Is grass more than it seems? This was a question addressed by a group of specialists from New Zealand, Denmark and Ireland during a four-day visit to three Teagasc Research Centres and the BEACON Bioeconomy Research Centre this week.
The impetus for this discussion is based on shared concerns regarding the need to address greenhouse gas emissions from agriculture, to address the need for improved use of our biological resources, recognition of the existence of complementary knowledge and experiences across the three countries, and a growing awareness of the opportunities presented by the circular bioeconomy. These specialists argue that grass is not only a feed for ruminants (cows and sheep), but that it is an important source of biomass. When considered in such light, further higher value, and/or lower environmental impact opportunities can emerge. Considering that grass is comprised of protein and is a source of lignin and carbohydrates (cellulose, hemicellulose, starch and sugars), these specialists discussed technologies that can result in grass being used to produce higher value protein-rich animal feed, gut health promoting food and feed, fibres and fuel. Addressing the group this week, Professor Maeve Henchion, Teagasc said: “The rumen is very good at converting a non-human edible plant – grass - into food fit for human consumption, i.e. milk and meat.

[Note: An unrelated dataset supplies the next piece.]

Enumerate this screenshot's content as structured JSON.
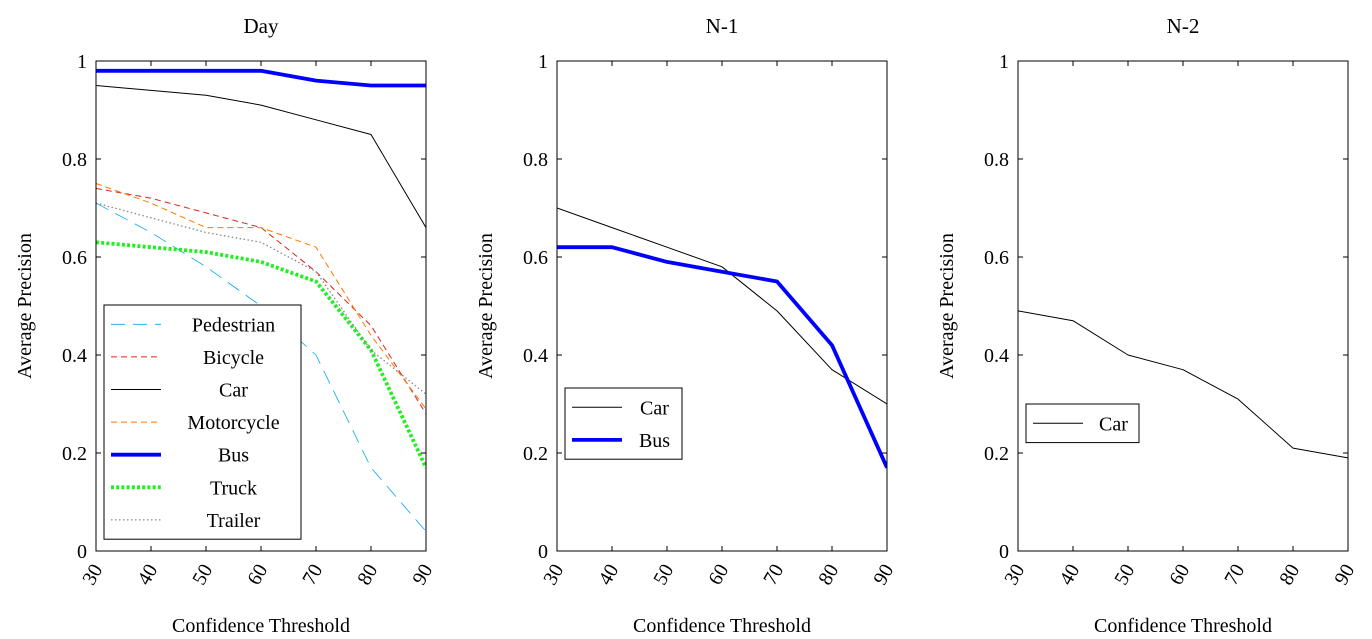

We already have an extensive research programme in Teagasc which is looking at breeding better varieties of grass and clover, developing management protocols to reduce the carbon footprint of pasture-based dairy and beef production systems, applying precision technologies to reduce inputs, and developing modelling systems to ensure targeted and localised advice to farmers. We are also investigating the carbon sequestration potential of grass. However technologies can also be applied to grass to produce other, potentially higher value, products. Considering that 90 per cent of our agricultural area is covered by grass, we need to investigate these opportunities to ensure a sustainable agricultural sector and vibrant rural communities.”
“The idea of using pasture as a raw material for bio-based materials, or for high value extracts, is not really on the radar in New Zealand. Scale is a challenge for harvesting and processing, but we have learned that technologies are rapidly evolving, making smaller bio-refineries a viable alternative in the future,” according to Dr Gina Lucci, AgResearch New Zealand. “International collaboration on climate change is essential. The issue is bigger than one company, one country or one continent,” observes Florian Graichen, SCION. Three EU funded projects which aim to develop such opportunities at pilot scale in Ireland were presented to the group. Teagasc bioenergy specialist, Barry Caslin talked about using anaerobic digestion to produce biogas. Dr James Gaffey from IT-Tralee described the Biorefinery Glas concept, which will use a mobile biorefinery on several farms, to demonstrate the conversion of grass into higher value animal feed, food ingredient purposes, as well as for fertiliser/soil improving products. Bernard Carey from Irish Biochar outlined plans to manufacture mobile equipment to produce biochar from e.g. rushes. Professor Jerry Murphy and his team from UCC and the MaREI Centre presented their work which looked at treating grass in a number of different ways to produce biogas for use as bioenergy in public transport vehicles as well as for bioenergy as replacement of fossil fuels, or coal for production of electricity and heat. “We need to link these technologies to unlock the full potential of biomass. We must ensure higher value products (protein-rich food ingredients and feed additives) are taken out before the residual is used to ensure the minerals to go back to the soil and energy content used for biogas or biofuel,” says Professor Lene Lange, BioEconomy, Research and Advisory, working in close collaboration with DTU BioEngineering (Professor Anne Meyer).